Unfortunately, many people in the U.S. and worldwide suffer from some sort of anxiety disorder. In the U.S. alone, approximately 18.1% of people age 18 and older have anxiety, which equates to about 40 million people. If you have never had anxiety, you may not understand what people who do suffer from it go through on a daily basis. Anxiety can affect every aspect of someone’s life, and treatment doesn’t totally eliminate the symptoms, in some cases.
People with anxiety can often feel very alienated and misunderstood, as the percentage of the population without anxiety often make incorrect assumptions about them. Below, we’ve listed a few ways you can help someone with anxiety feel a bit better and make life just a tad easier for them.
Here are 10 things people with anxiety wish you would do:
1. Comfort them during a panic attack
Panic attacks can feel absolutely terrifying, and many people having one actually think they’re experiencing a heart attack or something similar. If your loved one is suffering from a panic attack, simply hug them and don’t let go until it’s over. When it passes, stay with them for a while to make sure they’re okay. Get them a glass of water if they need it, make them something to eat, or get them out of a stressful situation and move them to a quieter place.
2. Understand that things that seem easy for you can be difficult for someone with anxiety
Meeting someone new, talking on the phone, or going to the grocery store might seem like a walk in the park for you. For someone with anxiety, these things can feel like the hardest tasks in the world to accomplish. They don’t try to make them difficult, but their mind tends to overthink most things and send them into a frenzy about seemingly simple tasks. Comfort them through these things so that they have someone to support them.
3. Talk about happy memories to help calm them down
Sometimes, someone with anxiety simply needs a distraction from their frazzled and overstressed minds. Chronic overthinking can really wear them out, so talking about happier, calmer subjects with them can really help them deal with their anxiety better. People with anxiety often let their thoughts run the show, but listening to stories of happy times can show them that focusing on more uplifting thoughts can go a long way in easing anxiety.
4. Keep an eye out for signs of an impending anxiety attack
Shallow, uneven breathing, shaky hands or legs, a flushed face, and an overall nervous demeanor can point to an upcoming anxiety attack. If you see a loved one about to have an anxiety attack, just be there for them as much as possible, and help them to not feel alone. Call for help if you need it, and get a cold towel to put on your loved one’s head if you can. An anxiety attack causes a rush of blood to the face, so having something to cool him or her down can help immensely.
5. Don’t keep them guessing
If you have plans, stick to them. Respond to messages as soon as you can, and make your plans as concrete as possible. People with anxiety tend to not like surprises, so giving them as much information as possible is ideal.
6. Don’t put them down or question their anxiety
Don’t say condescending or tactless things about their anxiety such as “It sounds like this is all in your head” or “When did you get like this?” People with anxiety certainly don’t like the stigma of mental illness, so don’t make it worse. Instead, ask them more questions in a nice way to gain understanding. Accept that they have it, but try to learn as much as you can so you can help them in the best way possible.
7. Suggest activities that would help ease their anxiety
Getting outdoors, exercising, doing crafts, drawing, writing, and playing with animals can greatly help someone with anxiety. Try to suggest things that will help them, so that they can have something to do each day to get their mind off the anxiety for a bit.

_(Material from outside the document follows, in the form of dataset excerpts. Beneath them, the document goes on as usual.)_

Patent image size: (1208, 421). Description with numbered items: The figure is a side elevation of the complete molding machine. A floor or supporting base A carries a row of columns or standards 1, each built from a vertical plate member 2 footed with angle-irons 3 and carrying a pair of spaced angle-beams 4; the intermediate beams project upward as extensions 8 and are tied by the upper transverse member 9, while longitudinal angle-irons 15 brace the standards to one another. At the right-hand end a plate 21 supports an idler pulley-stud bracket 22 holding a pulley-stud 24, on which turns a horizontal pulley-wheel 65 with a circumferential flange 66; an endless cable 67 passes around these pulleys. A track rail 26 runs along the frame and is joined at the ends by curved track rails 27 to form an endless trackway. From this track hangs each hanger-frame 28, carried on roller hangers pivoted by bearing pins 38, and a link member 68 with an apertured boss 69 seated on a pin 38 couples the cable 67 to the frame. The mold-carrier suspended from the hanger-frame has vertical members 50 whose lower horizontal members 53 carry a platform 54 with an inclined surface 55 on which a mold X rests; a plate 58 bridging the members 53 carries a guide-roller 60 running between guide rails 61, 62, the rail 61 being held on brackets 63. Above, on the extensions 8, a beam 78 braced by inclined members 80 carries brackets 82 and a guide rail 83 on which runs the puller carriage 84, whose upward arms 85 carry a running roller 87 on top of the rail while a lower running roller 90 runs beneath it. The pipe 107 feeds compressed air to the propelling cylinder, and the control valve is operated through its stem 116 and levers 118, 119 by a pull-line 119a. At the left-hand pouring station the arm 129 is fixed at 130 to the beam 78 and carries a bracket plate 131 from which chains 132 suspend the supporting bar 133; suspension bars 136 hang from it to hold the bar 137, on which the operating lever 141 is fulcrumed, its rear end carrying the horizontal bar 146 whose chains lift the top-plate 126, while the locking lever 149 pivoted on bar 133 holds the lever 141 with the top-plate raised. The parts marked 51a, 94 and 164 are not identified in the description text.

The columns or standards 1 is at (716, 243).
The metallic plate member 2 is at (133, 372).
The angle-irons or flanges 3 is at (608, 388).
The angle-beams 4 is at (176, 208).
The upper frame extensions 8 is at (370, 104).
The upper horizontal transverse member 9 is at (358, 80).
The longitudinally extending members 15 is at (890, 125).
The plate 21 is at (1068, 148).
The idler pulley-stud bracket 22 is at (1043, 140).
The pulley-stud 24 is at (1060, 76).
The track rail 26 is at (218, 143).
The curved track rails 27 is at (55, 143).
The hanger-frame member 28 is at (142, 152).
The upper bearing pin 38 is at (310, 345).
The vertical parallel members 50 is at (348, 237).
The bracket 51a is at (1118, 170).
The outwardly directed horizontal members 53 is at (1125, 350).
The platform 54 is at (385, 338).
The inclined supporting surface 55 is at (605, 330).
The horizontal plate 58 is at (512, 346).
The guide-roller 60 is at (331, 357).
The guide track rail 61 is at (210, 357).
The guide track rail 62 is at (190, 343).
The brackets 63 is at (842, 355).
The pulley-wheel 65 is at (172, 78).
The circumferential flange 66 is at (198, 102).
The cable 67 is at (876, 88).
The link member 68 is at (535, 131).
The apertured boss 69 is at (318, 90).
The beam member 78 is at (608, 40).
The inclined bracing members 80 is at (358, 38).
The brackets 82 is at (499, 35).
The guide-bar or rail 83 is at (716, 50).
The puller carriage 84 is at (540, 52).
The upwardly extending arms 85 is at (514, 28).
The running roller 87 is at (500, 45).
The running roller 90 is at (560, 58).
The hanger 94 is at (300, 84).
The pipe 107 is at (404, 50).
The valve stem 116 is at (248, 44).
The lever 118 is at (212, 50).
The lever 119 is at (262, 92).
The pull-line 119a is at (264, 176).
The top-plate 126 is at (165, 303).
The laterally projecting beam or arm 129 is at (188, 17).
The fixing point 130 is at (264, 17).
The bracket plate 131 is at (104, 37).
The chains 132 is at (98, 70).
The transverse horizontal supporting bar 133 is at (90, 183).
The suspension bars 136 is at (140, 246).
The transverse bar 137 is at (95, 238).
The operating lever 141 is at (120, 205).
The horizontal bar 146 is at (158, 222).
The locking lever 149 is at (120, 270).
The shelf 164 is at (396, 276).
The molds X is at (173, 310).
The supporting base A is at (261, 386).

8. Check in on them often to show them you care
If you don’t live with them, simply text or call them a few times a week to show you care. Living with anxiety can often feel lonely and very confusing, so make him or her feel loved and taken care of.
9. Invite them to do nothing with you for a while
Sometimes just laying down in a park and looking up at the clouds can help someone with anxiety get out of their head for a while. People with anxiety are highly sensitive to the hustle and bustle of this world, so getting out of that environment for a while and enjoying a relaxing experience really helps them.
10. Most importantly, don’t make them feel abnormal or weird
Don’t make them feel like an outcast because of their anxiety. Everyone is different, and fights their own battles. Make them feel loved despite their anxiety, because they are warriors every single day of their life. They deserve love, affection, and compassion just like everyone else, so offer it to them wholeheartedly and unconditionally.